Fréquence cardiaque

Sport : quelle fréquence cardiaque pour quels objectifs ? 

S’entraîner, on sait pourquoi. Mais comment ? S’il y a bien un accessoire indispensable, c’est le cardiofréquencemètre. Mais au fait, à quoi sert la fréquence cardiaque, comment la mesurer, et quelles sont les zones d’effort à privilégier selon nos objectifs ?

Qu’est-ce que la fréquence cardiaque ?

Tout est dans le nom, ou presque : c’est le nombre de battements (ou de contractions) que le cœur émet en une minute.  Elle se mesure donc en bpm, les « battements par minute ». Au repos, notre cœur émet environ 70 bpm.

En sport, la fréquence cardiaque maximale désigne logiquement le nombre maximum de battements que le cœur peut effectuer en 1 minute lorsqu'il est en mode « effort à haute intensité ».  Cette fréquence cardiaque maximum évolue en fonction de l’âge (elle diminue) et de la condition physique.

Comment la calculer ?

1. Méthode simple : La formule

Si vous êtes une femme, faites 226 - votre âge. Exemple : si vous avez 35 ans, 226-35 = 191 bpm

Si vous êtes un homme, faites 220 – votre âge.  Exemple : si vous avez 40 ans, 220 – 40 = 180 bpm

2. Ok, la première méthode ne vous donne qu'une estimation. Si vous souhaitez être plus précis, privilégiez un test avec un coach autour d’une piste d’athlétisme!

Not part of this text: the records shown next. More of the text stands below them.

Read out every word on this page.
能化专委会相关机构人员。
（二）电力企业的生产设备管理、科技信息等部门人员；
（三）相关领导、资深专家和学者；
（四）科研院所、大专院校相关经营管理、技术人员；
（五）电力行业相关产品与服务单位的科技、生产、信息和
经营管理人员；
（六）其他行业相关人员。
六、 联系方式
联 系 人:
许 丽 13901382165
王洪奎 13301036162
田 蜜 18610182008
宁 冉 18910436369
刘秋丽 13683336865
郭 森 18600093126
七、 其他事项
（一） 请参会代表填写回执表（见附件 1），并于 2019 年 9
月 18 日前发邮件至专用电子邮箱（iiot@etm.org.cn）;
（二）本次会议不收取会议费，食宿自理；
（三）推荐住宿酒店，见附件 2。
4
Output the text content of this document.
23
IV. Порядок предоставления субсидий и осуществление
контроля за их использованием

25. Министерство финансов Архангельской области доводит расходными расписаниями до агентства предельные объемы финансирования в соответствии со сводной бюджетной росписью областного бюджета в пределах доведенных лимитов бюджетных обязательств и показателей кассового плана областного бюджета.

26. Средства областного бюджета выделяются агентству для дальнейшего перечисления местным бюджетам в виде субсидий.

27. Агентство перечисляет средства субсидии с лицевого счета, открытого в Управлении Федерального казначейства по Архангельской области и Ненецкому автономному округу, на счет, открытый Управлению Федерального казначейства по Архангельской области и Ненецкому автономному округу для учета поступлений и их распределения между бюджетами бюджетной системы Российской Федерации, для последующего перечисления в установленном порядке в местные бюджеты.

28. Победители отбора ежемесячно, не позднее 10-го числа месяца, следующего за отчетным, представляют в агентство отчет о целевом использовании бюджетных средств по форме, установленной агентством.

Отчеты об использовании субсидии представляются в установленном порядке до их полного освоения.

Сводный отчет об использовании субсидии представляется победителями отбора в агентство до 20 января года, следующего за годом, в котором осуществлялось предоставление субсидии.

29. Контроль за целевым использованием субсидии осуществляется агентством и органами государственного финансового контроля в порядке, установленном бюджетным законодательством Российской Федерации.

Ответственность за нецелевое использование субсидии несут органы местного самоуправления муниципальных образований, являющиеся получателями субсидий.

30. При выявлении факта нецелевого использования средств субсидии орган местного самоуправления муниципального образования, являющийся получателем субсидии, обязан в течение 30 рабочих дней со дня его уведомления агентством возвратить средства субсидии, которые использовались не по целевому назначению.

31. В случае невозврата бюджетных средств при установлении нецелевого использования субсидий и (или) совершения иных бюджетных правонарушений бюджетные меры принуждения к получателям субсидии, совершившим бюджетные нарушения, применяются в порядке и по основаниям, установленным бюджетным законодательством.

Quel est l'intérêt de connaître sa fréquence cardiaque maximale ?

C’est simple ! Cela vous permettra de définir des seuils d’intensité (fixés en %) à ne pas dépasser pour vous situer dans différentes zones d’efforts, chacune conçues pour différents objectifs.

Comment la mesurer en plein effort ?

Là, pas trop le choix. Vous avez besoin d’un cardiofréquencemètre. C’est l’accessoire indispensable pour contrôler et mesurer son rythme cardiaque en temps réel. Aujourd'hui, de nombreux modèles de bracelets et de montres connectés permettent d’avoir une estimation relativement précise de la fréquence cardiaque. Par exemple, le "Polar A 370" vous indique la vitesse, la distance, le nombre de pas, de calories, la fréquence cardiaque et le sommeil nécessaire pour s'entraîner efficacement ! Allez hop, on le serre comme il faut et l’on voit instantanément la zone qui nous convient.

 

Polar A370

*ce post n’est pas sponsorisé, je le cite parce que c’est le dernier en date que j’ai testé !

Les bonnes « zones »

Pourquoi des guillemets, parce qu’en fait, il n’y a pas de « bonne zone » mais plutôt des zones d’effort à utiliser pour atteindre différents objectifs.

70 % de la FC max : on bosse son endurance ! En clair, on peut parler pendant l’effort. Par exemple, votre FC max est de 185. Hop, 185x70% = 129 bpm. Donc, votre zone d'effort se situe entre 128 et 130 bpm.


Entre 85 et 90% : travail de seuil anaérobie. Là, on est presque à la rupture respiratoire. On apprend à l’organisme à supporter l’inconfort pour produire progressivement moins de déchets pour le même effort. Là, avec la même FC max, à 85%, vous devriez être entre 155 et 159 bpm. Génial pour bosser le cœur et la vitesse.


Entre 95 et 100% : pour bosser sa vitesse Maximum Aérobie (VMA). C’est la vitesse de course à laquelle vous êtes au maximum de votre consommation d’oxygène. Cela correspond à un effort de sprint, sur quelques secondes seulement, pour augmenter sa puissance.